Często na forum oraz w mailach przychodzących do mnie pada pytanie:
czy Tarifa jest dobrym miejscem dla początkujących?
Moim zdaniem – NIE
Lewante to wiatr w Tarifie straszliwie szkwalisty, najczęściej jest tak że w jednej chwili latawiec spada do wody a za chwilę przychodzi taki kop, że wyrywa człowieka z deski. Najgorzej jest przy brzegu, im dalej w ocean tym lepiej. Często bywa tak że co niektórzy mają problem z dojściem do wody utrzymując latawiec w powietrzu. Zdarza się że lewante wieje bardziej z południa i jest wtedy bardziej stabilny ale często wiąże się to z tym że wieje wtedy na prawdę ostro i na wodzie widać w większości (albo wyłącznie) WS-y
Poniente jest dość stabilnym wiatrem ale wieje od oceanu i dla kogoś kto mało sobie radzi z gęstym przybojem, pływanie nie będzie łatwe.
Do tego im bliżej sezonu tym więcej szkółek przy których naprawdę trzeba uważać aby w głowę nie oberwać latawcem a w okresie wakacyjnym kiedy czterech umundurowanych panów na czerwonych quadach pilnuje aby pływanie odbywało się tylko przy wyznaczonych do tego plażach – to już jest na prawdę koszmar.
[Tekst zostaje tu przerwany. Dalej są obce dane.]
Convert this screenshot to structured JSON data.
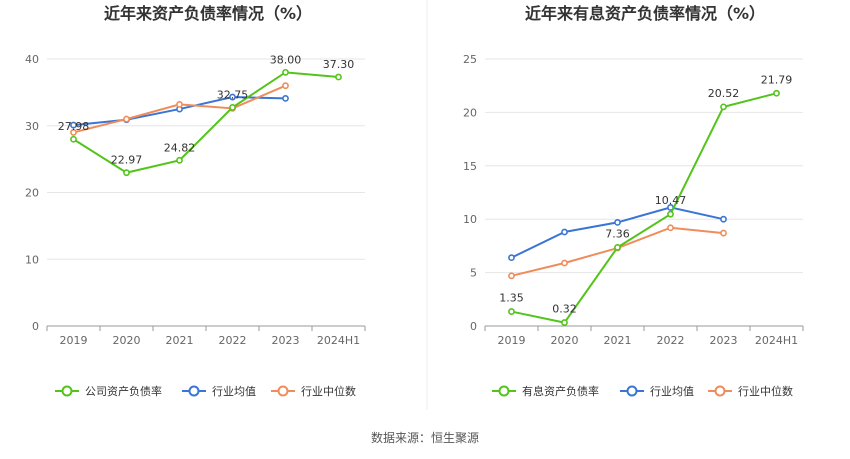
{
  "source_text": "数据来源：恒生聚源",
  "chart_data": [
    {
      "type": "line",
      "title": "近年来资产负债率情况（%）",
      "categories": [
        "2019",
        "2020",
        "2021",
        "2022",
        "2023",
        "2024H1"
      ],
      "ylim": [
        0,
        40
      ],
      "yticks": [
        0,
        10,
        20,
        30,
        40
      ],
      "grid": true,
      "legend_position": "bottom",
      "series": [
        {
          "name": "公司资产负债率",
          "color": "#52c41a",
          "values": [
            27.98,
            22.97,
            24.82,
            32.75,
            38.0,
            37.3
          ],
          "labels": [
            "27.98",
            "22.97",
            "24.82",
            "32.75",
            "38.00",
            "37.30"
          ]
        },
        {
          "name": "行业均值",
          "color": "#3a75d6",
          "values": [
            30.1,
            30.9,
            32.5,
            34.3,
            34.1,
            null
          ]
        },
        {
          "name": "行业中位数",
          "color": "#f08c5a",
          "values": [
            29.0,
            31.0,
            33.2,
            32.6,
            36.0,
            null
          ]
        }
      ]
    },
    {
      "type": "line",
      "title": "近年来有息资产负债率情况（%）",
      "categories": [
        "2019",
        "2020",
        "2021",
        "2022",
        "2023",
        "2024H1"
      ],
      "ylim": [
        0,
        25
      ],
      "yticks": [
        0,
        5,
        10,
        15,
        20,
        25
      ],
      "grid": true,
      "legend_position": "bottom",
      "series": [
        {
          "name": "有息资产负债率",
          "color": "#52c41a",
          "values": [
            1.35,
            0.32,
            7.36,
            10.47,
            20.52,
            21.79
          ],
          "labels": [
            "1.35",
            "0.32",
            "7.36",
            "10.47",
            "20.52",
            "21.79"
          ]
        },
        {
          "name": "行业均值",
          "color": "#3a75d6",
          "values": [
            6.4,
            8.8,
            9.7,
            11.1,
            10.0,
            null
          ]
        },
        {
          "name": "行业中位数",
          "color": "#f08c5a",
          "values": [
            4.7,
            5.9,
            7.3,
            9.2,
            8.7,
            null
          ]
        }
      ]
    }
  ]
}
MOIM ZDANIEM – bardzo często pływanie na kite jest dużo przyjemniejsze dla zaawansowanych i o wiele bardziej przyjazne dla początkujących na spotach oddalonych kilkadziesiąt kilometrów od Tarify na Morzu Śródziemnym.
Ja między innymi z tych powodów zmieniłem swoje miejsce zamieszkania. Mieszkam teraz 60 km przed Tarifą. Spoty poniżej oddalone są od mojego mieszkanka 10 do 30 km
Przy lewante:
Getares – wiatr do brzegu, duża fala, zakaz pływania latem.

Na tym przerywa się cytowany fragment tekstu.